New Mexico's Mystery Bird Baffles Wildlife Experts

Every year around this time, thousands of birds from all across North America gather in warm grasslands of New Mexico's Bosque del Apache National Wildlife Refuge. In fact, over the reserve's 70 year history, ornithologists have observed some 377 separate species there. But among the countless birds of a feather assembled this Fall, one in particular has wildlife experts scratching their heads.

In stark contrast to the pale plumage of the geese and cranes gathered en masse at the Albuquerque Basin refuge, a tawny-colored mystery bird was spotted by New Mexico Fish and Game experts last month -- igniting a firestorm of debate among the bird-watching community as to its origins.

According to a report from the Associated Press, bird experts from across the country have weighed in on the baffling fowl.
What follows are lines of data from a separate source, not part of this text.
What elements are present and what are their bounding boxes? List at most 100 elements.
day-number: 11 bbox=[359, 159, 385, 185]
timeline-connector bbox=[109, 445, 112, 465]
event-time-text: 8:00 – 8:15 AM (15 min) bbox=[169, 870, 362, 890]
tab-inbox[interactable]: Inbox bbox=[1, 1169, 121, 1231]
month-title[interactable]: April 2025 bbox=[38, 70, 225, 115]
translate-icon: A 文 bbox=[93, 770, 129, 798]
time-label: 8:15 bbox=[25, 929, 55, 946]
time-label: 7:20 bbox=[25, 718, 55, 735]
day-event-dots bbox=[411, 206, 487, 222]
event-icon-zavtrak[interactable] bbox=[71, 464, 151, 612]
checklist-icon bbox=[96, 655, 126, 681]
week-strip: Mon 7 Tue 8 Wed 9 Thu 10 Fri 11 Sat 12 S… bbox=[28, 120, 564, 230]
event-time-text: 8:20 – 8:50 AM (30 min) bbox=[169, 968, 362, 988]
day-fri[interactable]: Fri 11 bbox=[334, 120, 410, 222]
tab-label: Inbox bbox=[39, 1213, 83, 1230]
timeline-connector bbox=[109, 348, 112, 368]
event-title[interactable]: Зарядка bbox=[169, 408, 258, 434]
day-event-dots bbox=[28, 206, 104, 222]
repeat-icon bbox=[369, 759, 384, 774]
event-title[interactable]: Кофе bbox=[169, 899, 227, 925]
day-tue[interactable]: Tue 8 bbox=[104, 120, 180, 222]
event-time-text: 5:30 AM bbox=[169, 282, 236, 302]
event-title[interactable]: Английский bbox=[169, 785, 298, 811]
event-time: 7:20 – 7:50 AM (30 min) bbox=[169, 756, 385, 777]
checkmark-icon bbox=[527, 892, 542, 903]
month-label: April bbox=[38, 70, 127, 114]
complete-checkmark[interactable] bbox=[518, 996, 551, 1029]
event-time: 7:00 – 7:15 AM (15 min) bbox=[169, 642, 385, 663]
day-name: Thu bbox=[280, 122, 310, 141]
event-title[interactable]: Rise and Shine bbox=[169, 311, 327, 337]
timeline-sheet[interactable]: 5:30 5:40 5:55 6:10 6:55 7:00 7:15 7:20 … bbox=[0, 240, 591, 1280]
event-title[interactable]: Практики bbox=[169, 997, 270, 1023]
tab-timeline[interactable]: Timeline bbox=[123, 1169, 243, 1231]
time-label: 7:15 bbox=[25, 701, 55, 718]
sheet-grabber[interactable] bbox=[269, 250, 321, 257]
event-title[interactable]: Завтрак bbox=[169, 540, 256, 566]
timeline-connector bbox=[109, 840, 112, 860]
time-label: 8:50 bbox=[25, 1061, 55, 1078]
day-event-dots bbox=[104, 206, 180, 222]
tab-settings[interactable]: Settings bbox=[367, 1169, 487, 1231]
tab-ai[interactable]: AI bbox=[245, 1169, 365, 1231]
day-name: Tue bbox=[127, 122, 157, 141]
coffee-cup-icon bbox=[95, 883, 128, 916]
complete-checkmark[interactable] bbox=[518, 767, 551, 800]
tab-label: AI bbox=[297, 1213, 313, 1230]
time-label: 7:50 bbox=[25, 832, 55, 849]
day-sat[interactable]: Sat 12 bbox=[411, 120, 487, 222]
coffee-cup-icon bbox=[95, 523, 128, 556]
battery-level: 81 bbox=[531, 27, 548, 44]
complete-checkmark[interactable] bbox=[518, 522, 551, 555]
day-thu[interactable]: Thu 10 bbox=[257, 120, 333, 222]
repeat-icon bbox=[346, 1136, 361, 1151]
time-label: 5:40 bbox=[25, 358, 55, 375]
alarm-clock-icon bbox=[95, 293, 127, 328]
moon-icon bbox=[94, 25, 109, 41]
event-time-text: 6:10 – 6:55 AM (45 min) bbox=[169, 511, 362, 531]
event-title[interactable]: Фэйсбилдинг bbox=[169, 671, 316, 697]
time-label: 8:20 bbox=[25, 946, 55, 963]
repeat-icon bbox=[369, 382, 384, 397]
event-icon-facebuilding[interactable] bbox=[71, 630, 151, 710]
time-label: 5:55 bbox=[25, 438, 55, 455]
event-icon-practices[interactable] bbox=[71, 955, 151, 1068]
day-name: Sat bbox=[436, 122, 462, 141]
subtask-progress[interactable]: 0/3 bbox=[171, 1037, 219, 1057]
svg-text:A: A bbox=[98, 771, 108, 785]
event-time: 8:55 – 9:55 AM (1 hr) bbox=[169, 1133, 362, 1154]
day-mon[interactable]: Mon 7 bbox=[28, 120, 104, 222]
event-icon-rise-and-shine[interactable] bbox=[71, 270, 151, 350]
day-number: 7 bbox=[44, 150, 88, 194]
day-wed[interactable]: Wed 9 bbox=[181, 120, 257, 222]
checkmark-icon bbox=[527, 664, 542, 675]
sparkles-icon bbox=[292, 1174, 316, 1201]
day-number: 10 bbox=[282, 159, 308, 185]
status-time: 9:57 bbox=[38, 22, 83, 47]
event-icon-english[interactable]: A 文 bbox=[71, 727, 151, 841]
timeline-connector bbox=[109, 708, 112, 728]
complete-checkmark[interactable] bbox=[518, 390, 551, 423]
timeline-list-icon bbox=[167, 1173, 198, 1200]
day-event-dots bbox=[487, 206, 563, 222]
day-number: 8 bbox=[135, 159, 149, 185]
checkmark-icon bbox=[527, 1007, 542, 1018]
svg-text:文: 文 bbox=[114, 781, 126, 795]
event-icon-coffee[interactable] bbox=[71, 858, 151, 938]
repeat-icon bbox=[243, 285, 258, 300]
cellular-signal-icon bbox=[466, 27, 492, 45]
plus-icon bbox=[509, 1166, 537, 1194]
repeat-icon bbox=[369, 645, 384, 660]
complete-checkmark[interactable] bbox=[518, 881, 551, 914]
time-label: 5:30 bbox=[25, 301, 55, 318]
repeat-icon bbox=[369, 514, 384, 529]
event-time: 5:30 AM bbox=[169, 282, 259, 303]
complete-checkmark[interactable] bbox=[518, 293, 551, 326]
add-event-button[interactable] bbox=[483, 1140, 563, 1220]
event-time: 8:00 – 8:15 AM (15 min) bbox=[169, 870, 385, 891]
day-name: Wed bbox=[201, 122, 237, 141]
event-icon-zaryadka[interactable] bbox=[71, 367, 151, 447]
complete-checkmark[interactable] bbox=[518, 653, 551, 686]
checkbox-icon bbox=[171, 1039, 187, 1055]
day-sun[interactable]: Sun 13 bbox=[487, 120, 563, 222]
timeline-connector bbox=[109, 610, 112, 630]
Aside from the disguised turkey and oil-slicked bird theories, some suggested it could be a hybridization between a crane and an emu or a trumpeter, which are native to South America. It could be a sandhill crane that has come down with a feather-staining fungal infection. Or maybe he — or she — has a genetic disorder that results in too much melanin production.

Despite the temptation to find out the truth behind this ambiguous avian through DNA testing, Refuge Manager Aaron Mize says that that would just be too intrusive.

"Whatever it is, it’s doing what a bird does. It looks healthy and happy so we’ll leave it alone,” Mize told the AP. “We probably won’t ever know but it’s fun to speculate. It gets people excited. It’s interesting. It’s a curiosity and that’s how we’ll treat it.”